Une mesure sociale étendue à l'ensemble de la population étudiante
Une évolution majeure dans la politique sociale en faveur des étudiants est sur le point de se concrétiser. Jusqu'à présent cantonnés aux seuls étudiants boursiers et aux personnes en situation de précarité, les fameux repas à 1 euro vont connaître une généralisation significative. Dès le lundi 4 mai prochain, cette tarification symbolique sera appliquée à tous les étudiants fréquentant les restaurants universitaires gérés par les Centres régionaux des œuvres universitaires et scolaires (Crous) sur l'ensemble du territoire français.
Qui pourra bénéficier de cette mesure élargie ?
L'accès à ce dispositif avantageux sera ouvert à un large panel de bénéficiaires, comme l'indique clairement Service Public, le portail officiel de l'administration française.
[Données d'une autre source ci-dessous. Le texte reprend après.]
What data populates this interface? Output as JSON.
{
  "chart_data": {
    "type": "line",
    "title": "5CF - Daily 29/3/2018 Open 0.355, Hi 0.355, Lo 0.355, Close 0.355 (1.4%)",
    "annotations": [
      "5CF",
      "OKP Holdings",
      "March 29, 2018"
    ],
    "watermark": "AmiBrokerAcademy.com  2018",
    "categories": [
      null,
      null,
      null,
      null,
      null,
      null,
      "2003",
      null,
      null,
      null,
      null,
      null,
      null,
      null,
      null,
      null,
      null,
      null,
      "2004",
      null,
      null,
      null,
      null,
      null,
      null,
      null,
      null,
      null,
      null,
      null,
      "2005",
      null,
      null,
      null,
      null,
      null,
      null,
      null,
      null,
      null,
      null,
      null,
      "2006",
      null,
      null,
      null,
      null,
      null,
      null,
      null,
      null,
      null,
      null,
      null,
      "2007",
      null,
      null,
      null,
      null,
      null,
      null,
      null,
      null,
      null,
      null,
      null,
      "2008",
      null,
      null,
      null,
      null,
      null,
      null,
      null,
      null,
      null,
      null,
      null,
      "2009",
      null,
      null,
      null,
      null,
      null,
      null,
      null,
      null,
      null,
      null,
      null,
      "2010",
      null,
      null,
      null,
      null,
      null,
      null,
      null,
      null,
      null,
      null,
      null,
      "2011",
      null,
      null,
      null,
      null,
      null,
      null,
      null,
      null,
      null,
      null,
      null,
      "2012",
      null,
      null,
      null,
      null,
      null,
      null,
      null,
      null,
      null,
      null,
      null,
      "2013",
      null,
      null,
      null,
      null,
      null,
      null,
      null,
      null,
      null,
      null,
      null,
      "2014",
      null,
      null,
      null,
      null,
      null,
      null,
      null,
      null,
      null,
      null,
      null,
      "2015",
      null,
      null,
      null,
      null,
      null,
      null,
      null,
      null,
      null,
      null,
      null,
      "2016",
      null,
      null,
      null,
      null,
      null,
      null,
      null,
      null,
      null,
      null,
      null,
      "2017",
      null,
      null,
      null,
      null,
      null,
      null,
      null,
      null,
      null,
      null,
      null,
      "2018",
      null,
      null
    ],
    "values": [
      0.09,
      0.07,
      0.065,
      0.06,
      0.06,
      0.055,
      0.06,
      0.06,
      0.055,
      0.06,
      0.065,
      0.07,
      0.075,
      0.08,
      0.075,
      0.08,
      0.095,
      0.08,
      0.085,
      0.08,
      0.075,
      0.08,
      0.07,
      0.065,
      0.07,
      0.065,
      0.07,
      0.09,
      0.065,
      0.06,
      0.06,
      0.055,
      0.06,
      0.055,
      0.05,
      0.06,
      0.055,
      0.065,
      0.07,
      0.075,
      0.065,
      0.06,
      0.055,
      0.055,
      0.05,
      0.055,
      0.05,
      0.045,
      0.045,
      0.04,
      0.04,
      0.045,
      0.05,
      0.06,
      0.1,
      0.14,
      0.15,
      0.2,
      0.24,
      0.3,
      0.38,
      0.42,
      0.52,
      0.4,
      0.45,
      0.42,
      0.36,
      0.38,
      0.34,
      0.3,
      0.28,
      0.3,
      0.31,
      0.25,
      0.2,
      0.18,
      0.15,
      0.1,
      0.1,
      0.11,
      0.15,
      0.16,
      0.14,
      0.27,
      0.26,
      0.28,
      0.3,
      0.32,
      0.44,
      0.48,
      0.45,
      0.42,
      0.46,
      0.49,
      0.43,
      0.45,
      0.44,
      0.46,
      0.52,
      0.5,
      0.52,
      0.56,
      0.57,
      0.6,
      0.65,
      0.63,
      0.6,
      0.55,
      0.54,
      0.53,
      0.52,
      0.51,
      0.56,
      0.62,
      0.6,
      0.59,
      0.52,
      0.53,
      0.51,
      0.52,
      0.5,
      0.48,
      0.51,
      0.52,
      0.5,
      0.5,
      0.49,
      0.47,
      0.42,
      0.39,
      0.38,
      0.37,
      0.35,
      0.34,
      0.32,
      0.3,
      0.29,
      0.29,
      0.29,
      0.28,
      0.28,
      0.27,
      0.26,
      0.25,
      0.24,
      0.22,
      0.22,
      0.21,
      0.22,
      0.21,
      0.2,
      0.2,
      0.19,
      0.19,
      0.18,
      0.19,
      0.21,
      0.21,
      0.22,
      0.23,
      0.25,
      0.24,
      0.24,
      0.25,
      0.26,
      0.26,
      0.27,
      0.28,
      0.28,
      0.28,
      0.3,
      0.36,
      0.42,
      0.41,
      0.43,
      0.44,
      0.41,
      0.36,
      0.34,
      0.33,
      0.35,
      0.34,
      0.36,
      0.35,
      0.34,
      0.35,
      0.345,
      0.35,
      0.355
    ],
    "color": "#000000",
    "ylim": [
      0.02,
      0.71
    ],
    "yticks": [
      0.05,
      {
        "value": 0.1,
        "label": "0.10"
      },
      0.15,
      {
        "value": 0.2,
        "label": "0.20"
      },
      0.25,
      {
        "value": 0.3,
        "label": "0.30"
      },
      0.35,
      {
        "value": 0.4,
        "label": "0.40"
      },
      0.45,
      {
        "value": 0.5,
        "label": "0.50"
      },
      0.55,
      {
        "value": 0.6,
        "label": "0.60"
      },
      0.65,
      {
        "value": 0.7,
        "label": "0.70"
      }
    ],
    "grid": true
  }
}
Pourront en profiter :
- Les titulaires d'une carte d'étudiant classique
- Les détenteurs d'une carte d'étudiant des métiers, concernant notamment les apprentis et les alternants
- Les doctorants poursuivant leurs recherches
- Les volontaires engagés dans une mission de service civique
Pour attester de leur statut et pouvoir bénéficier de ce tarif préférentiel, les intéressés devront impérativement présenter un compte Izly actif. Il s'agit de la solution de paiement dédiée mise en place par les Crous, qui facilite les transactions pour les repas au sein des restaurants universitaires.
Les modalités pratiques de l'offre à 1 euro
Service Public apporte des précisions importantes sur le fonctionnement concret de cette mesure. « En plus du déjeuner, le repas à 1 euro sera aussi proposé pour le dîner dans les restaurants Crous ouverts le soir », souligne l'administration. Cependant, une restriction s'appliquera : « Chaque étudiant ne pourra prendre qu'un repas à 1 euro par service. » Cette limitation vise à garantir l'équité et la pérennité du dispositif.
Concernant la composition de ces repas à prix réduit, ils incluront systématiquement un plat principal et, au maximum, deux éléments dits « périphériques » parmi lesquels : une entrée, du fromage, un dessert, un fruit, ou d'autres options similaires. Les bénéficiaires conservent la possibilité d'ajouter des suppléments à leur repas, dont le coût supplémentaire variera en fonction des politiques tarifaires spécifiques de chaque Crous régional.
Les défis logistiques et financiers de la généralisation
La mise en œuvre de cette extension ne se fera pas sans conséquences organisationnelles. Dès février 2026, le ministre de l'Enseignement supérieur, Philippe Baptiste, avait anticipé les besoins en reconnaissant qu'il faudrait « des emplois en plus » dans les restaurants universitaires pour absorber l'impact des repas à 1 euro. Selon ses déclarations, le budget de 50 millions d'euros prévu pour l'année 2026 pour cette réforme ambitieuse devra servir à plusieurs objectifs cruciaux.
- Compenser la perte de revenus liée au passage du repas à 1 euro pour les étudiants non-boursiers, qui paient actuellement 3,30 euros en moyenne.
- Financer les recrutements de personnel supplémentaires nécessaires pour faire face à l'augmentation prévisible de la fréquentation.
- Permettre la réalisation de « quelques travaux à droite, à gauche » pour adapter les infrastructures existantes.
Cette généralisation des repas à 1 euro représente donc une avancée sociale notable pour la vie étudiante, mais elle s'accompagne de défis logistiques et financiers que les Crous devront relever avec le soutien de l'État.